Mar. 14, 2016
The Junior Teaching Assistant program has been around for over a decade and seeks to offer students skills in leadership, mentoring and teaching. But participation in the program has decreased.
Only 40 applications were sent in by the Jan. 20 application date. There is a need for 131 JTAs in the fall 2016 semester.
Last year, 94 applicants applied to fill the 120 Gateway Program Seminar class sections, according to Carrie Arnold, assistant director of the GPS.
“A lot of students assume that it’s a (teaching assistant) position,” said Arnold, referencing why students may not be applying to the program
The application remains open.
Junior theater major Minerva Valentine worked as a JTA for Studio A in 2014, a GPS class for freshmen interested in VAPA majors. Valentine said the experience was beneficial, especially if a student is interested in teaching.
“I think that if you want to be a teacher, it’s really crucial to get that hands-on experience of working with peers and students,” said Valentine, who is interested in teaching theater.
Valentine added that communication and leadership are important aspects of the experience.
The program has not seen any significant changes since Valentine’s time in the program, but 2014 was the first year that former JTAs were allowed to reapply.
“It was a little chaotic when I was doing it; everyone was figuring out how to make it work. It was a matter of when we could do it and where it would fit in the schedule,” added Valentine.
Students who participate as a JTA during their sophomore, junior or senior years as an undergraduate or as a graduate student are offered benefits, including $600 in tuition assistance and teaching experience.
Undergraduate JTAs are required to take GPS 4090, a class that prepares them for their role as a JTA, but graduate students do not.
Students who become a JTA are expected to go through a two-day training, which includes learning leadership and student development theory. A maximum of 18 credits, including the GPS 4090 class, is allowed for students participating as a JTA.

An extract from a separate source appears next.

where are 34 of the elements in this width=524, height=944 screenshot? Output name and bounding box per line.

The work load of a JTA depends on the student’s professor and their prior experience. Students typically do work outside of class, including activities on Blackboard, organizing field trips, communicating with instructors and meeting with students twice a semester outside of class.
“JTAs are also encouraged to participate in the assignments that students are doing so that they can help if a student needs it,” said Valentine.
There is room for improvement in the program, Valentine said.
“I wish the staff would’ve had a little more training because it seemed like the JTAs knew more than the staff. I also wish there was more time (for preparation),” said Valentine.
She said she also wished she could’ve seen her students more.
Students should become a JTA because of the enriching experience that is offered, according to Arnold.
“Students will understand the difference between being a TA and a mentor. They’ll learn a lot about themselves and see the GPS classes from a different perspective,” said Arnold.